Pyengana is 25 km west of St. Helens and has a few attractions of note. Priscilla the beer-drinking pig makes her home at the Pub in the Paddock. For a small price, you can contribute to her alcoholism (she drinks Heinekens) and also enjoy a country meal. Nearby is Columba Falls, a provincial park with a waterfall and mini-rainforest of ferns and myrtle. Further north is the Bay of Fires Walk coursing its way 27km through Mt. Williams National Park.
Barbara and Joe Gschwendtner are pictured above with an overview of Wineglass Bay and Freycinet National Park.

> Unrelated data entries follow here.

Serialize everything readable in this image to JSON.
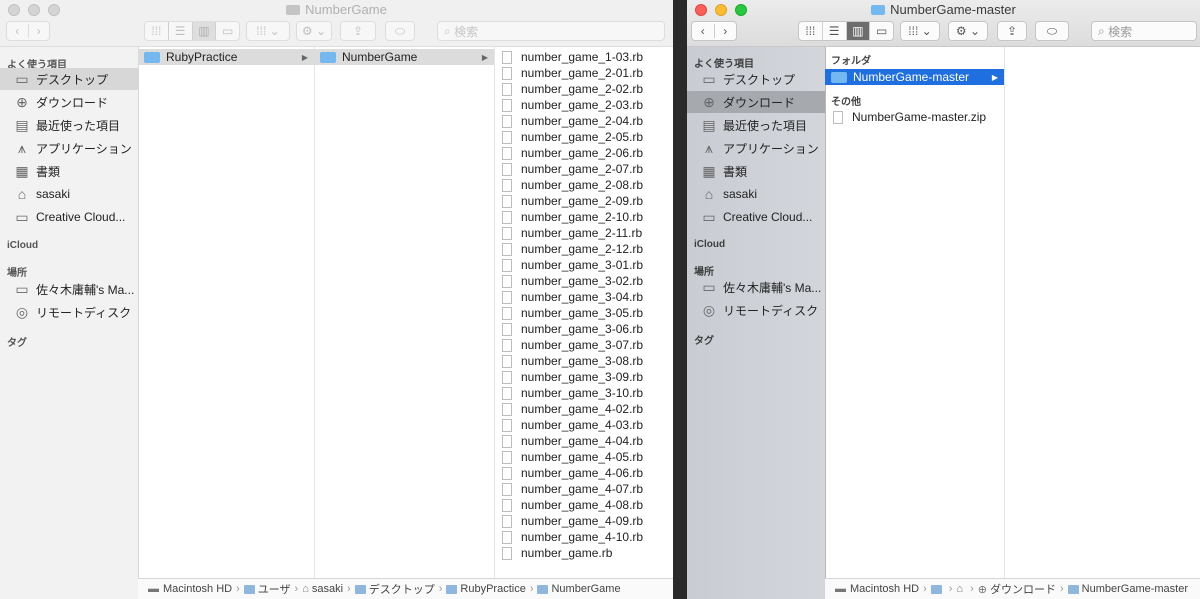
{
  "left_window": {
    "title": "NumberGame",
    "search_placeholder": "検索",
    "sidebar": {
      "favorites_header": "よく使う項目",
      "favorites": [
        {
          "label": "デスクトップ",
          "icon": "desktop-icon"
        },
        {
          "label": "ダウンロード",
          "icon": "download-icon"
        },
        {
          "label": "最近使った項目",
          "icon": "recents-icon"
        },
        {
          "label": "アプリケーション",
          "icon": "applications-icon"
        },
        {
          "label": "書類",
          "icon": "documents-icon"
        },
        {
          "label": "sasaki",
          "icon": "home-icon"
        },
        {
          "label": "Creative Cloud...",
          "icon": "folder-icon"
        }
      ],
      "icloud_header": "iCloud",
      "locations_header": "場所",
      "locations": [
        {
          "label": "佐々木庸輔's Ma...",
          "icon": "laptop-icon"
        },
        {
          "label": "リモートディスク",
          "icon": "disc-icon"
        }
      ],
      "tags_header": "タグ"
    },
    "column1": [
      "RubyPractice"
    ],
    "column2": [
      "NumberGame"
    ],
    "files": [
      "number_game_1-03.rb",
      "number_game_2-01.rb",
      "number_game_2-02.rb",
      "number_game_2-03.rb",
      "number_game_2-04.rb",
      "number_game_2-05.rb",
      "number_game_2-06.rb",
      "number_game_2-07.rb",
      "number_game_2-08.rb",
      "number_game_2-09.rb",
      "number_game_2-10.rb",
      "number_game_2-11.rb",
      "number_game_2-12.rb",
      "number_game_3-01.rb",
      "number_game_3-02.rb",
      "number_game_3-04.rb",
      "number_game_3-05.rb",
      "number_game_3-06.rb",
      "number_game_3-07.rb",
      "number_game_3-08.rb",
      "number_game_3-09.rb",
      "number_game_3-10.rb",
      "number_game_4-02.rb",
      "number_game_4-03.rb",
      "number_game_4-04.rb",
      "number_game_4-05.rb",
      "number_game_4-06.rb",
      "number_game_4-07.rb",
      "number_game_4-08.rb",
      "number_game_4-09.rb",
      "number_game_4-10.rb",
      "number_game.rb"
    ],
    "path": [
      "Macintosh HD",
      "ユーザ",
      "sasaki",
      "デスクトップ",
      "RubyPractice",
      "NumberGame"
    ]
  },
  "right_window": {
    "title": "NumberGame-master",
    "search_placeholder": "検索",
    "sidebar": {
      "favorites_header": "よく使う項目",
      "favorites": [
        {
          "label": "デスクトップ",
          "icon": "desktop-icon"
        },
        {
          "label": "ダウンロード",
          "icon": "download-icon"
        },
        {
          "label": "最近使った項目",
          "icon": "recents-icon"
        },
        {
          "label": "アプリケーション",
          "icon": "applications-icon"
        },
        {
          "label": "書類",
          "icon": "documents-icon"
        },
        {
          "label": "sasaki",
          "icon": "home-icon"
        },
        {
          "label": "Creative Cloud...",
          "icon": "folder-icon"
        }
      ],
      "icloud_header": "iCloud",
      "locations_header": "場所",
      "locations": [
        {
          "label": "佐々木庸輔's Ma...",
          "icon": "laptop-icon"
        },
        {
          "label": "リモートディスク",
          "icon": "disc-icon"
        }
      ],
      "tags_header": "タグ"
    },
    "folders_header": "フォルダ",
    "folder_item": "NumberGame-master",
    "other_header": "その他",
    "other_item": "NumberGame-master.zip",
    "path": [
      "Macintosh HD",
      "",
      "",
      "ダウンロード",
      "NumberGame-master"
    ]
  }
}
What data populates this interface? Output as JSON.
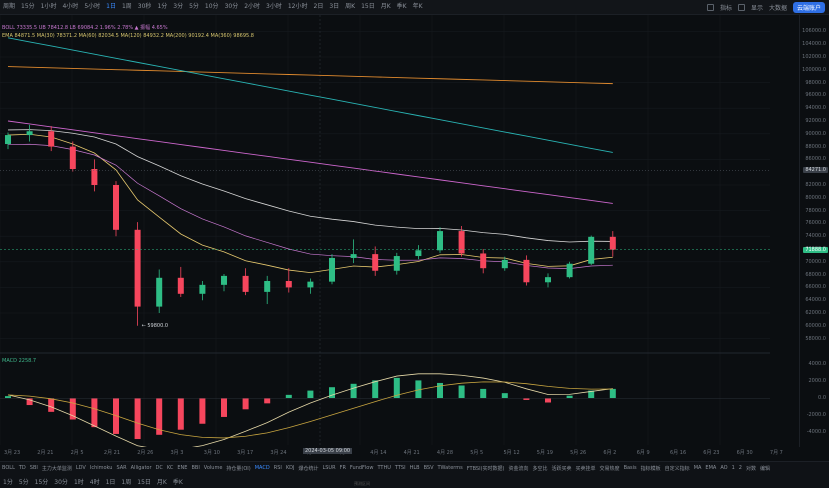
{
  "topbar": {
    "timeframes": [
      "周期",
      "15分",
      "1小时",
      "4小时",
      "5小时",
      "1日",
      "1周",
      "30秒",
      "1分",
      "3分",
      "5分",
      "10分",
      "30分",
      "2小时",
      "3小时",
      "12小时",
      "2日",
      "3日",
      "周K",
      "15日",
      "月K",
      "季K",
      "年K"
    ],
    "active_index": 5,
    "right_buttons": [
      "指标",
      "显示",
      "大数据"
    ],
    "account_label": "云端账户"
  },
  "legend": {
    "line1": "BOLL 73335.5  UB 78412.8  LB 69084.2  1.96%  2.78% ▲  振幅 4.65%",
    "line2": "EMA 84871.5  MA(30) 78371.2  MA(60) 82034.5  MA(120) 84932.2  MA(200) 90192.4  MA(360) 98695.8",
    "macd": "MACD 2258.7"
  },
  "price_axis": {
    "labels": [
      "106000.0",
      "104000.0",
      "102000.0",
      "100000.0",
      "98000.0",
      "96000.0",
      "94000.0",
      "92000.0",
      "90000.0",
      "88000.0",
      "86000.0",
      "84000.0",
      "82000.0",
      "80000.0",
      "78000.0",
      "76000.0",
      "74000.0",
      "72000.0",
      "70000.0",
      "68000.0",
      "66000.0",
      "64000.0",
      "62000.0",
      "60000.0",
      "58000.0"
    ],
    "current_price": "71888.0",
    "marker_price": "84271.0",
    "low_label": "← 59800.0",
    "macd_labels": [
      "4000.0",
      "2000.0",
      "0.0",
      "-2000.0",
      "-4000.0"
    ]
  },
  "date_axis": {
    "labels": [
      "3月 23",
      "2月 21",
      "2月 5",
      "2月 21",
      "2月 26",
      "3月 3",
      "3月 10",
      "3月 17",
      "3月 24",
      "3月 31",
      "4月 7",
      "4月 14",
      "4月 21",
      "4月 28",
      "5月 5",
      "5月 12",
      "5月 19",
      "5月 26",
      "6月 2",
      "6月 9",
      "6月 16",
      "6月 23",
      "6月 30",
      "7月 7"
    ],
    "highlight": "2024-03-05 09:00"
  },
  "indicators": {
    "items": [
      "BOLL",
      "TD",
      "SBI",
      "主力大单监测",
      "LDV",
      "Ichimoku",
      "SAR",
      "Alligator",
      "DC",
      "KC",
      "ENE",
      "BBI",
      "Volume",
      "持仓量(OI)",
      "MACD",
      "RSI",
      "KDJ",
      "爆仓统计",
      "LSUR",
      "FR",
      "FundFlow",
      "TTHU",
      "TTSI",
      "HLB",
      "BSV",
      "TWaterms",
      "FTBSI(实时数据)",
      "资金流向",
      "多空比",
      "活跃买卖",
      "买卖挂单",
      "交易热度",
      "Basis",
      "指标模板",
      "自定义指标",
      "MA",
      "EMA",
      "AO",
      "1",
      "2",
      "对数",
      "编辑"
    ],
    "active_index": 14
  },
  "bottombar": {
    "items": [
      "1分",
      "5分",
      "15分",
      "30分",
      "1时",
      "4时",
      "1日",
      "1周",
      "15日",
      "月K",
      "季K"
    ],
    "center": "预测区间"
  },
  "colors": {
    "up": "#2ebd85",
    "down": "#f6465d",
    "ema_fast": "#e6c86e",
    "ema_mid": "#d6d6d6",
    "ma120": "#cc66cc",
    "ma200": "#29b3b3",
    "ma360": "#e08a2e",
    "boll_band": "#c878d0"
  },
  "chart_data": {
    "type": "candlestick",
    "x": [
      "1/21",
      "1/24",
      "1/27",
      "1/30",
      "2/02",
      "2/05",
      "2/08",
      "2/11",
      "2/14",
      "2/17",
      "2/20",
      "2/23",
      "2/26",
      "3/01",
      "3/04",
      "3/07",
      "3/10",
      "3/13",
      "3/16",
      "3/19",
      "3/22",
      "3/25",
      "3/28",
      "3/31",
      "4/03",
      "4/06",
      "4/09",
      "4/12",
      "4/15"
    ],
    "ohlc": [
      [
        88400,
        90200,
        87600,
        89800
      ],
      [
        89800,
        91400,
        88800,
        90400
      ],
      [
        90400,
        91200,
        87300,
        88000
      ],
      [
        88000,
        88800,
        84100,
        84500
      ],
      [
        84500,
        86000,
        81000,
        82000
      ],
      [
        82000,
        82600,
        74000,
        75000
      ],
      [
        75000,
        76200,
        60000,
        63000
      ],
      [
        63000,
        68800,
        62000,
        67500
      ],
      [
        67500,
        69200,
        64500,
        65000
      ],
      [
        65000,
        67000,
        64000,
        66400
      ],
      [
        66400,
        68100,
        65400,
        67800
      ],
      [
        67800,
        69000,
        64800,
        65300
      ],
      [
        65300,
        67800,
        63400,
        67000
      ],
      [
        67000,
        69000,
        65200,
        66000
      ],
      [
        66000,
        67400,
        65000,
        66900
      ],
      [
        66900,
        71200,
        66500,
        70600
      ],
      [
        70600,
        73500,
        69800,
        71200
      ],
      [
        71200,
        72400,
        67800,
        68600
      ],
      [
        68600,
        71400,
        68000,
        70900
      ],
      [
        70900,
        72600,
        70400,
        71800
      ],
      [
        71800,
        75400,
        71400,
        74800
      ],
      [
        74800,
        75600,
        70800,
        71300
      ],
      [
        71300,
        72000,
        68200,
        69000
      ],
      [
        69000,
        70800,
        68600,
        70300
      ],
      [
        70300,
        71000,
        66300,
        66800
      ],
      [
        66800,
        68200,
        66000,
        67600
      ],
      [
        67600,
        70000,
        67400,
        69700
      ],
      [
        69700,
        74100,
        69500,
        73900
      ],
      [
        73900,
        74800,
        70800,
        71900
      ]
    ],
    "price_range": [
      57000,
      107000
    ],
    "macd_hist": [
      250,
      -800,
      -1600,
      -2500,
      -3400,
      -4200,
      -4800,
      -4300,
      -3700,
      -3000,
      -2200,
      -1300,
      -600,
      400,
      900,
      1300,
      1700,
      2100,
      2400,
      2100,
      1800,
      1500,
      1100,
      600,
      -200,
      -500,
      300,
      900,
      1100
    ],
    "macd_range": [
      -5500,
      4500
    ],
    "grid": true
  }
}
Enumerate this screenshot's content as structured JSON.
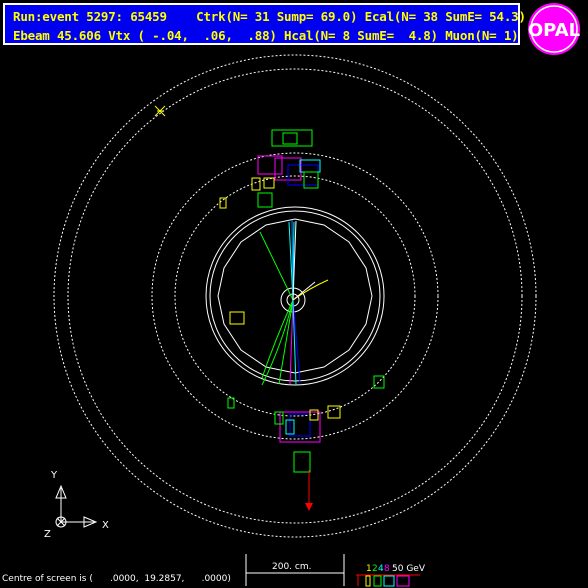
{
  "header": {
    "line1": "Run:event 5297: 65459    Ctrk(N= 31 Sump= 69.0) Ecal(N= 38 SumE= 54.3)",
    "line2": "Ebeam 45.606 Vtx ( -.04,  .06,  .88) Hcal(N= 8 SumE=  4.8) Muon(N= 1)",
    "bg_color": "#0000f0",
    "text_color": "#ffff00"
  },
  "logo": {
    "text": "OPAL",
    "color": "#ff00ff"
  },
  "axes": {
    "y_label": "Y",
    "x_label": "X",
    "z_label": "Z"
  },
  "scale_bar": {
    "label": "200. cm."
  },
  "energy_legend": {
    "values": [
      "1",
      "2",
      "4",
      "8",
      "50 GeV"
    ],
    "colors": [
      "#ffff00",
      "#00ff00",
      "#00ffff",
      "#ff00ff",
      "#ffffff"
    ]
  },
  "footer": {
    "centre_text": "Centre of screen is (      .0000,  19.2857,      .0000)"
  }
}
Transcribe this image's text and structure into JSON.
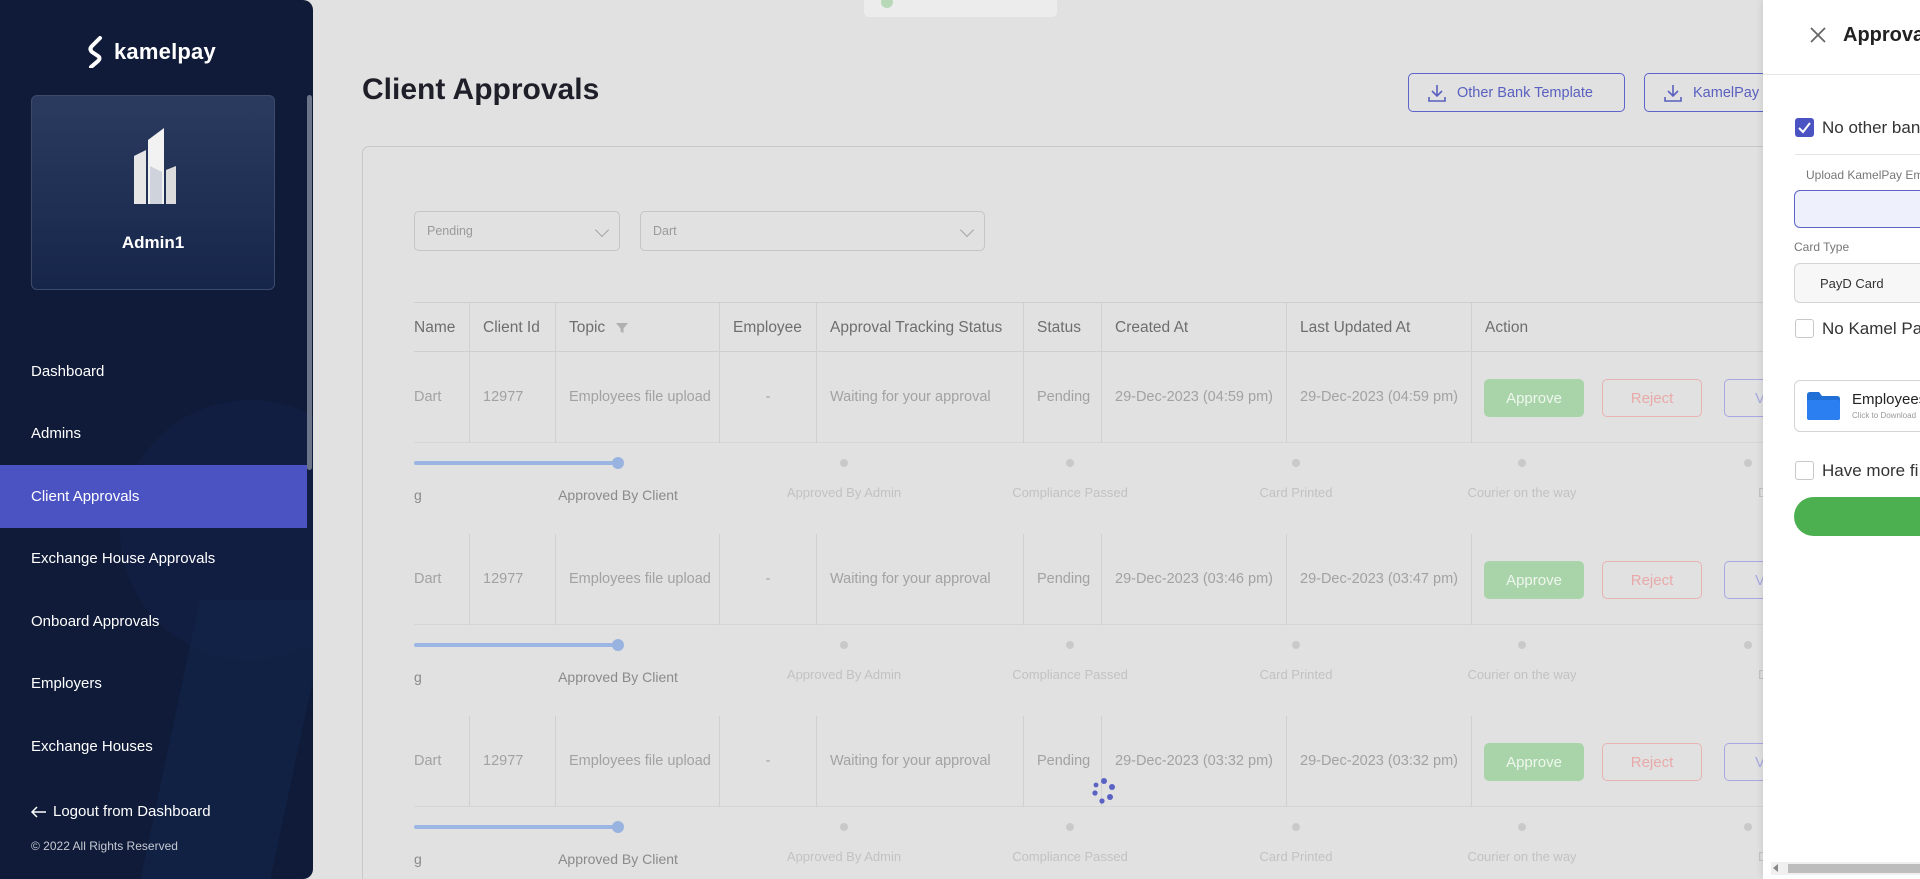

Some distance west is Launceston, Tassie’s second city approaching 100,000 in population and third oldest in Australia. The hub of the Tamar River Valley, she is the most fertile part of the island. If you travel by air, you can come in at Hobart and depart Launceston or vice versa, with no drop charge for your car.
Our favorite place is Cataract Gorge. There are two walks here, Cataract Walk and then on to Second Basin and Duck Reach Power Station. Whether you hike the canyon walls, cross a swing bridge, dine at the Gorge Restaurant, swim at the Cliff Grounds Pool, or ride a chairlift, the Gorge is an utter feast of activities.
In the city proper is Boag’s Brewery, a must see, including a brewer’s museum. I still wear my Boag’s hat often. Nearby, City Park is zoo-like with a monkey park, fern and flower conservatory and a Victorian bandstand. Great for a picnic.
Finish with a flourish at Cradle Mountain Lake St. Clair National Park. Another playground for the naturist in us, much of it is either old-growth rainforest or alpine heath. The internationally famous Overland Track starts here. Replete with wildlife, one might encounter a Tasmanian devil or platypus.
I’ve tackled Tasmania in two bites for you, a mere sampler … If you crave a natural, pristine environmental foray, day after day, feed your lust by spending an unforgettable month in Tassie!